O Rio Grande do Norte, numa prova do quão oligarquizada é a política em que os Maia e os Alves se revezam a perder de vista no poder, foi o único Estado em que esta relação entre dinheiro e mandato se manteve inalterada desde 2002.
Os partidos mais perdulários na eleição para a Câmara são, nesta ordem, PP, PSDB e DEM. O PT foi a sigla que mais aceleradamente aumentou os gastos durante sua passagem pelo poder. Ainda assim, o gasto médio é de 75% daquele do PSDB.
O fundo partidário associado ao fim do financiamento empresarial vai mudar este quadro? Pouco, na aposta de Avelino. Os Estados mais perdulários provavelmente verão uma redução nos gastos oficiais, mas o limite estabelecido pelos parlamentares na nova legislação não aperta ninguém. O teto é de U$ 694 mil (R$ 2,5 milhões). Ou seja, deram uma folga de 35% para a média de gastos dos eleitos em 2014. No partido mais generoso, o PP, a cota do fundo que caberá a cada parlamentar é de R$ 2 milhões. Daí porque, a despeito do fim do foro, prevê-se que a recandidatura à Câmara bata todos os recordes e chegue a nove em cada dez deputados.
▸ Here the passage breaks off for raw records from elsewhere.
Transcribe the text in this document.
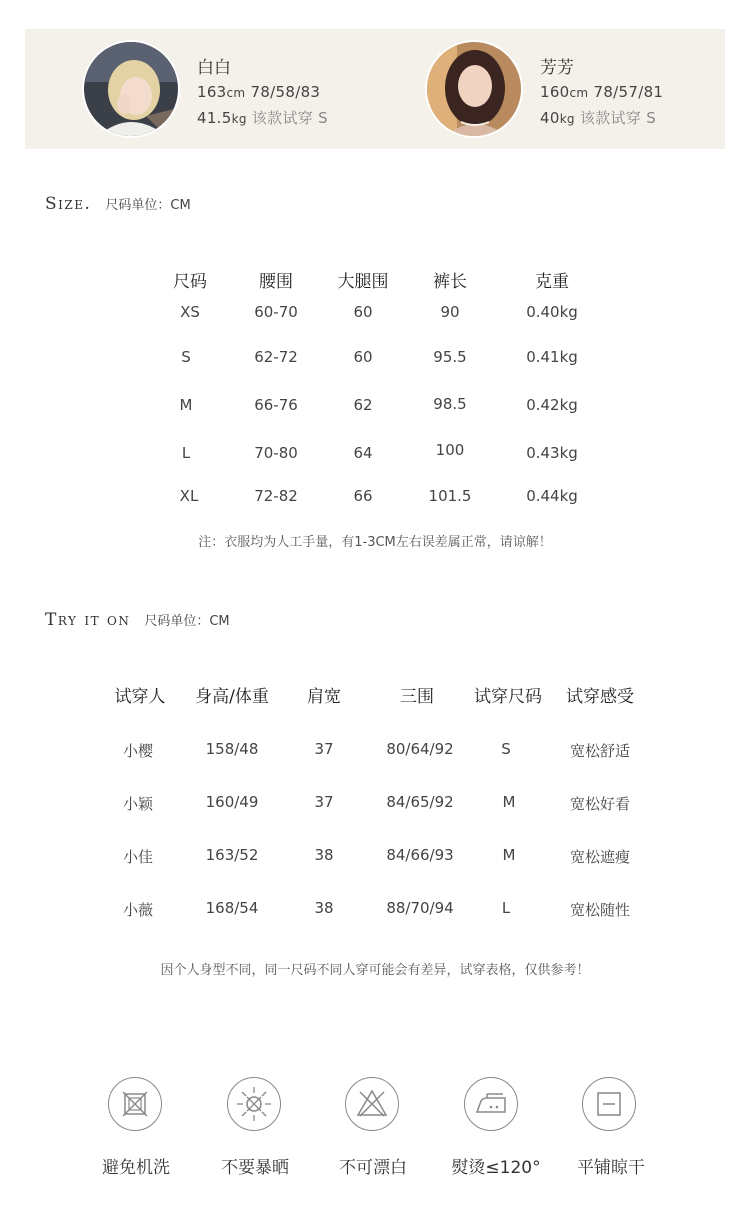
白白
163cm 78/58/83
41.5kg 该款试穿 S
芳芳
160cm 78/57/81
40kg 该款试穿 S
Size. 尺码单位：CM
尺码	腰围	大腿围	裤长	克重
XS	60-70	60	90	0.40kg
S	62-72	60	95.5	0.41kg
M	66-76	62	98.5	0.42kg
L	70-80	64	100	0.43kg
XL	72-82	66	101.5	0.44kg
注：衣服均为人工手量，有1-3CM左右误差属正常，请谅解！
Try it on 尺码单位：CM
试穿人 身高/体重 肩宽	三围 试穿尺码 试穿感受
小樱	158/48	37	80/64/92	S	宽松舒适
小颖	160/49	37	84/65/92	M	宽松好看
小佳	163/52	38	84/66/93	M	宽松遮瘦
小薇	168/54	38	88/70/94	L	宽松随性
因个人身型不同，同一尺码不同人穿可能会有差异，试穿表格，仅供参考！
避免机洗	不要暴晒	不可漂白	熨烫≤120° 平铺晾干
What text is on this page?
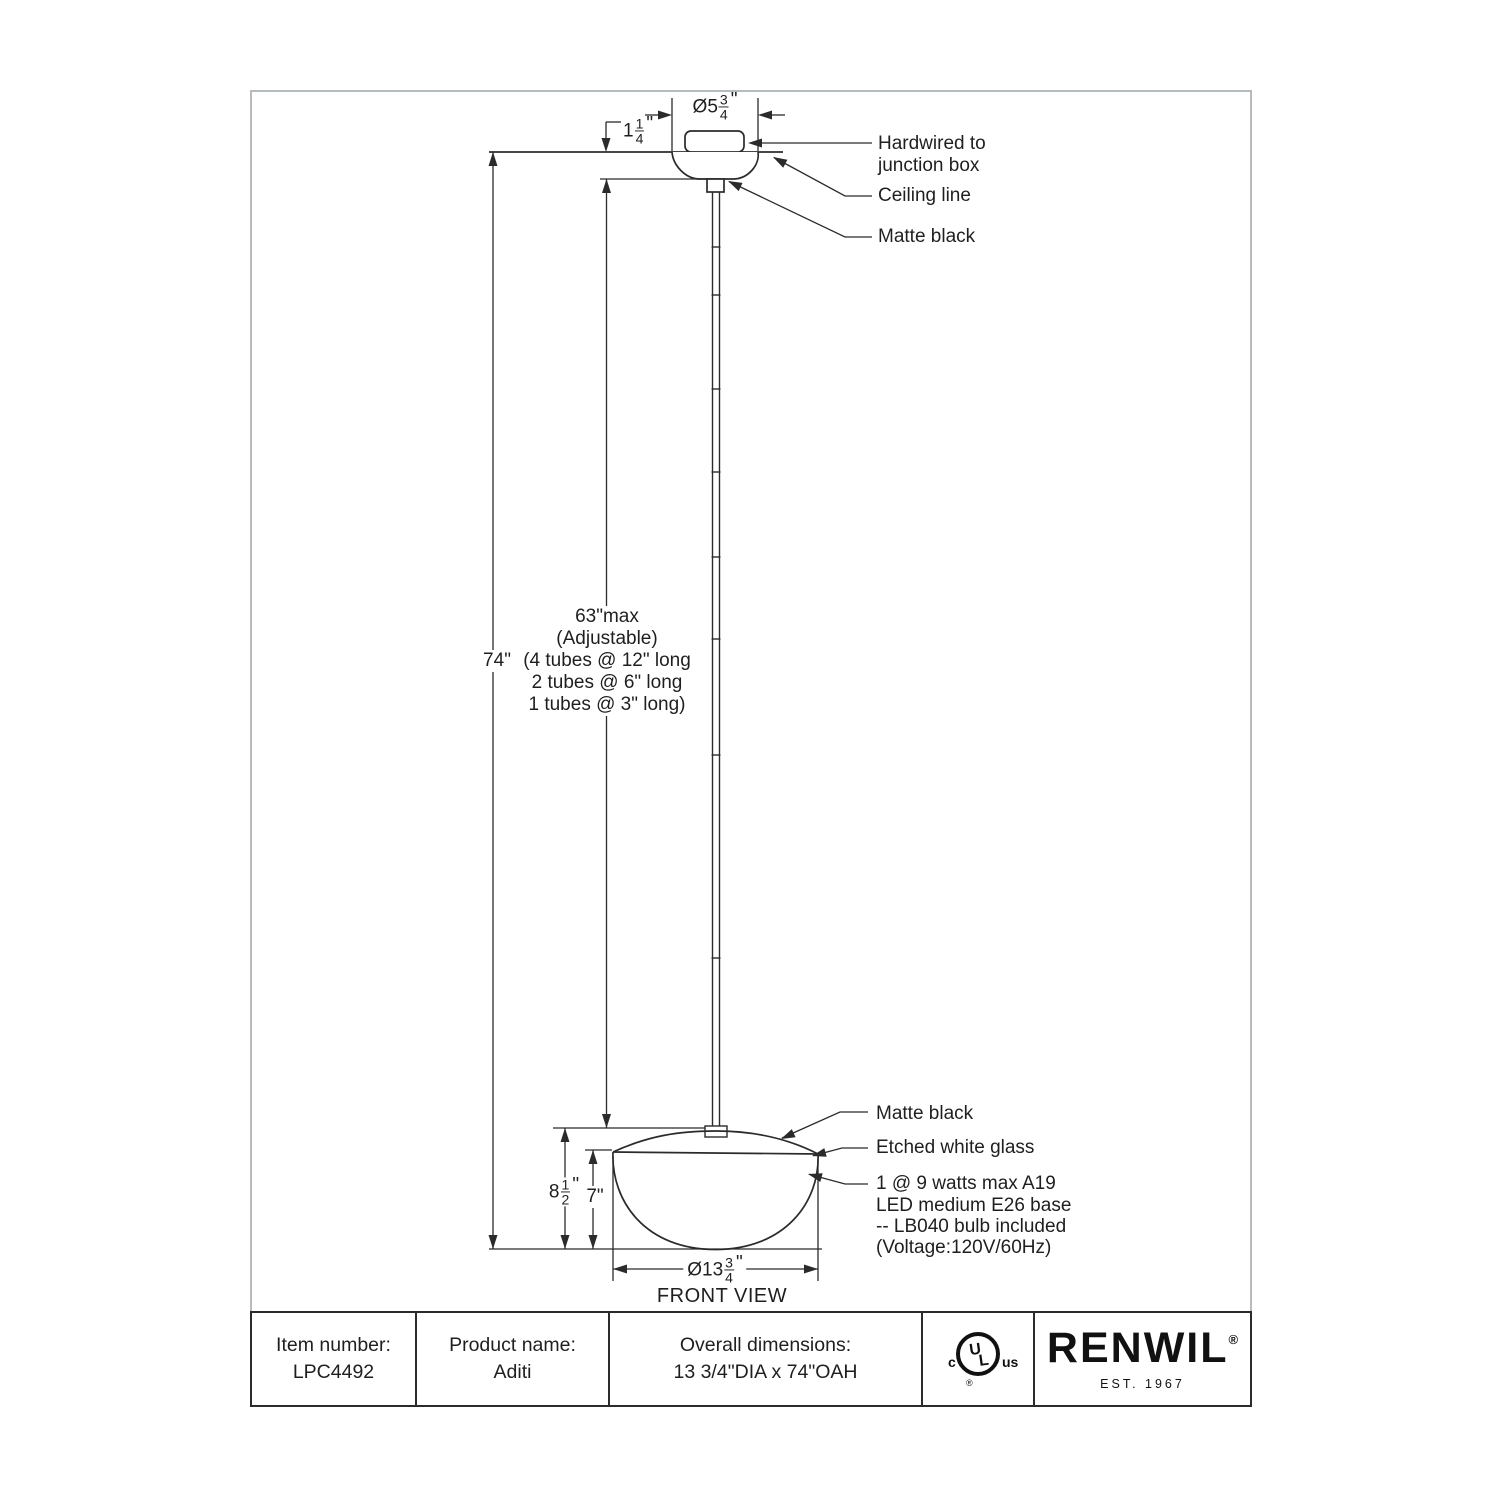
Ø5 $\frac{3}{4}$ "
$1 \frac{1}{4}$ "
74"
63"max
(Adjustable)
(4 tubes @ 12" long
2 tubes @ 6" long
1 tubes @ 3" long)
$8 \frac{1}{2}$ "
7"
Ø13 $\frac{3}{4}$ "
FRONT VIEW
Hardwired to
junction box
Ceiling line
Matte black
Matte black
Etched white glass
1 @ 9 watts max A19
LED medium E26 base
-- LB040 bulb included
(Voltage:120V/60Hz)
Item number:
LPC4492
Product name:
Aditi
Overall dimensions:
13 3/4"DIA x 74"OAH
U
L
c	us
®
RENWIL®
EST. 1967
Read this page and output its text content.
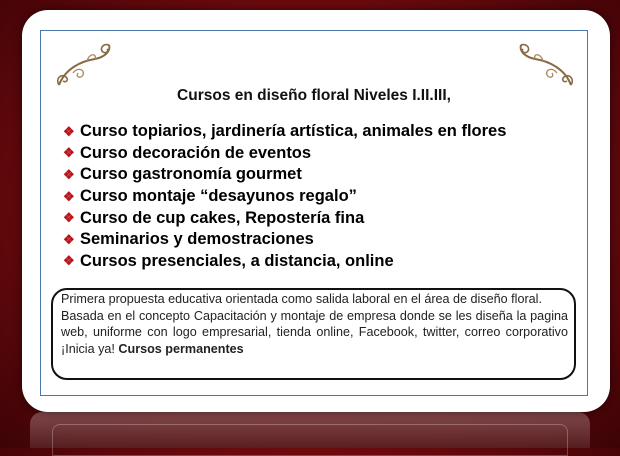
Cursos en diseño floral Niveles I.II.III,
❖ Curso topiarios, jardinería artística, animales en flores
❖ Curso decoración de eventos
❖ Curso gastronomía gourmet
❖ Curso montaje “desayunos regalo”
❖ Curso de cup cakes, Repostería fina
❖ Seminarios y demostraciones
❖ Cursos presenciales, a distancia, online

Primera propuesta educativa orientada como salida laboral en el área de diseño floral.

Basada en el concepto Capacitación y montaje de empresa donde se les diseña la pagina web, uniforme con logo empresarial, tienda online, Facebook, twitter, correo corporativo ¡Inicia ya! Cursos permanentes
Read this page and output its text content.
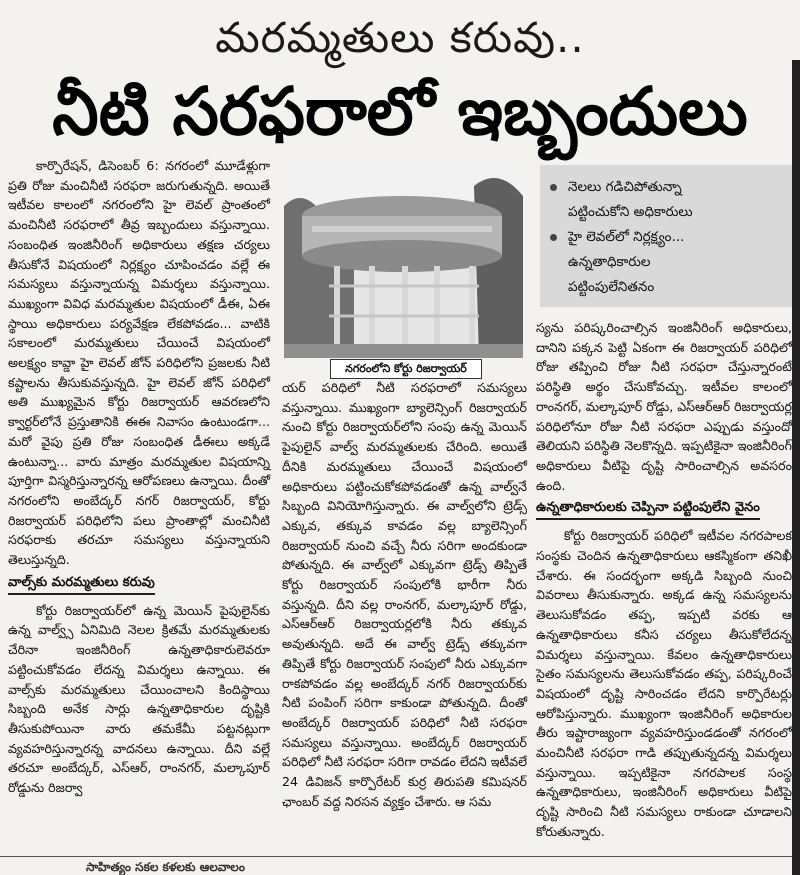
మరమ్మతులు కరువు..
నీటి సరఫరాలో ఇబ్బందులు

కార్పొరేషన్, డిసెంబర్ 6: నగరంలో మూడేళ్లుగా ప్రతి రోజు మంచినీటి సరఫరా జరుగుతున్నది. అయితే ఇటీవల కాలంలో నగరంలోని హై లెవల్ ప్రాంతంలో మంచినీటి సరఫరాలో తీవ్ర ఇబ్బందులు వస్తున్నాయి. సంబంధిత ఇంజినీరింగ్ అధికారులు తక్షణ చర్యలు తీసుకోనే విషయంలో నిర్లక్ష్యం చూపించడం వల్లే ఈ సమస్యలు వస్తున్నాయన్న విమర్శలు వస్తున్నాయి. ముఖ్యంగా వివిధ మరమ్మతుల విషయంలో డీఈ, ఏఈ స్థాయి అధికారులు పర్యవేక్షణ లేకపోవడం... వాటికి సకాలంలో మరమ్మతులు చేయించే విషయంలో అలక్ష్యం కావ్డా హై లెవల్ జోన్ పరిధిలోని ప్రజలకు నీటి కష్టాలను తీసుకువస్తున్నది. హై లెవల్ జోన్ పరిధిలో అతి ముఖ్యమైన కోర్టు రిజర్వాయర్ ఆవరణలోని క్వార్టర్‌లోనే ప్రస్తుతానికి ఈఈ నివాసం ఉంటుండగా... మరో వైపు ప్రతి రోజు సంబంధిత డీఈలు అక్కడే ఉంటున్నా... వారు మాత్రం మరమ్మతుల విషయాన్ని పూర్తిగా విస్మరిస్తున్నారన్న ఆరోపణలు ఉన్నాయి. దీంతో నగరంలోని అంబేద్కర్ నగర్ రిజర్వాయర్, కోర్టు రిజర్వాయర్ పరిధిలోని పలు ప్రాంతాల్లో మంచినీటి సరఫరాకు తరచూ సమస్యలు వస్తున్నాయని తెలుస్తున్నది.

వాల్స్‌కు మరమ్మతులు కరువు

కోర్టు రిజర్వాయర్‌లో ఉన్న మెయిన్ పైపులైన్‌కు ఉన్న వాల్వ్స్ ఏనిమిది నెలల క్రితమే మరమ్మతులకు చేరినా ఇంజినీరింగ్ ఉన్నతాధికారులెవరూ పట్టించుకోవడం లేదన్న విమర్శలు ఉన్నాయి. ఈ వాల్స్‌కు మరమ్మతులు చేయించాలని కిందిస్థాయి సిబ్బంది అనేక సార్లు ఉన్నతాధికారుల దృష్టికి తీసుకుపోయినా వారు తమకేమీ పట్టనట్లుగా వ్యవహరిస్తున్నారన్న వాదనలు ఉన్నాయి. దీని వల్లే తరచూ అంబేద్కర్, ఎస్‌ఆర్, రాంనగర్, మల్కాపూర్ రోడ్డును రిజర్వా

నగరంలోని కోర్టు రిజర్వాయర్
నెలలు గడిచిపోతున్నా
పట్టించుకోని అధికారులు
హై లెవల్‌లో నిర్లక్ష్యం...
ఉన్నతాధికారుల
పట్టింపులేనితనం

యర్ పరిధిలో నీటి సరఫరాలో సమస్యలు వస్తున్నాయి. ముఖ్యంగా బ్యాలెన్సింగ్ రిజర్వాయర్ నుంచి కోర్టు రిజర్వాయర్‌లోని సంపు ఉన్న మెయిన్ పైపులైన్ వాల్వ్ మరమ్మతులకు చేరింది. అయితే దీనికి మరమ్మతులు చేయించే విషయంలో అధికారులు పట్టించుకోకపోవడంతో ఉన్న వాల్వ్‌నే సిబ్బంది వినియోగిస్తున్నారు. ఈ వాల్వ్‌లోని ట్రెడ్స్ ఎక్కువ, తక్కువ కావడం వల్ల బ్యాలెన్సింగ్ రిజర్వాయర్ నుంచి వచ్చే నీరు సరిగా అందకుండా పోతున్నది. ఈ వాల్వ్‌లో ఎక్కువగా ట్రెడ్స్ తిప్పితే కోర్టు రిజర్వాయర్ సంపులోకి భారీగా నీరు వస్తున్నది. దీని వల్ల రాంనగర్, మల్కాపూర్ రోడ్డు, ఎస్‌ఆర్‌ఆర్ రిజర్వాయర్లలోకి నీరు తక్కువ అవుతున్నది. అదే ఈ వాల్వ్ ట్రెడ్స్ తక్కువగా తిప్పితే కోర్టు రిజర్వాయర్ సంపులో నీరు ఎక్కువగా రాకపోవడం వల్ల అంబేద్కర్ నగర్ రిజర్వాయర్‌కు నీటి పంపింగ్ సరిగా కాకుండా పోతున్నది. దీంతో అంబేద్కర్ రిజర్వాయర్ పరిధిలో నీటి సరఫరా సమస్యలు వస్తున్నాయి. అంబేద్కర్ రిజర్వాయర్ పరిధిలో నీటి సరఫరా సరిగా రావడం లేదని ఇటీవలే 24 డివిజన్ కార్పొరేటర్ కుర్ర తిరుపతి కమిషనర్ ఛాంబర్ వద్ద నిరసన వ్యక్తం చేశారు. ఆ సమ

స్యను పరిష్కరించాల్సిన ఇంజినీరింగ్ అధికారులు, దానిని పక్కన పెట్టి ఏకంగా ఈ రిజర్వాయర్ పరిధిలో రోజు తప్పించి రోజు నీటి సరఫరా చేస్తున్నారంటే పరిస్థితి అర్థం చేసుకోవచ్చు. ఇటీవల కాలంలో రాంనగర్, మల్కాపూర్ రోడ్డు, ఎస్‌ఆర్‌ఆర్ రిజర్వాయర్ల పరిధిలోనూ రోజు నీటి సరఫరా ఎప్పుడు వస్తుందో తెలియని పరిస్థితి నెలకొన్నది. ఇప్పటికైనా ఇంజినీరింగ్ అధికారులు వీటిపై దృష్టి సారించాల్సిన అవసరం ఉంది.

ఉన్నతాధికారులకు చెప్పినా పట్టింపులేని వైనం

కోర్టు రిజర్వాయర్ పరిధిలో ఇటీవల నగరపాలక సంస్థకు చెందిన ఉన్నతాధికారులు ఆకస్మికంగా తనిఖీ చేశారు. ఈ సందర్భంగా అక్కడి సిబ్బంది నుంచి వివరాలు తీసుకున్నారు. అక్కడ ఉన్న సమస్యలను తెలుసుకోవడం తప్ప, ఇప్పటి వరకు ఆ ఉన్నతాధికారులు కనీస చర్యలు తీసుకోలేదన్న విమర్శలు వస్తున్నాయి. కేవలం ఉన్నతాధికారులు సైతం సమస్యలను తెలుసుకోవడం తప్ప, పరిష్కరించే విషయంలో దృష్టి సారించడం లేదని కార్పొరేటర్లు ఆరోపిస్తున్నారు. ముఖ్యంగా ఇంజినీరింగ్ అధికారుల తీరు ఇష్టారాజ్యంగా వ్యవహరిస్తుండడంతో నగరంలో మంచినీటి సరఫరా గాడి తప్పుతున్నదన్న విమర్శలు వస్తున్నాయి. ఇప్పటికైనా నగరపాలక సంస్థ ఉన్నతాధికారులు, ఇంజినీరింగ్ అధికారులు వీటిపై దృష్టి సారించి నీటి సమస్యలు రాకుండా చూడాలని కోరుతున్నారు.

సాహిత్యం సకల కళలకు ఆలవాలం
Os sinos não dobram pelo foro privilegiado, mas pelo dinheiro (público). O desencanto pressiona ainda mais a alienação eleitoral da disputa legislativa, favorecendo os candidatos das máquinas. O fundo fortaleceu as engrenagens partidárias frente às corporativas, empresariais inclusive. Pra terminar bem, essa história dependeria de uma improvável pressão pela democratização dos partidos. O exército de Xandecos que já está em campo tende a se confrontar com incentivos inéditos para a mais baixa renovação da história.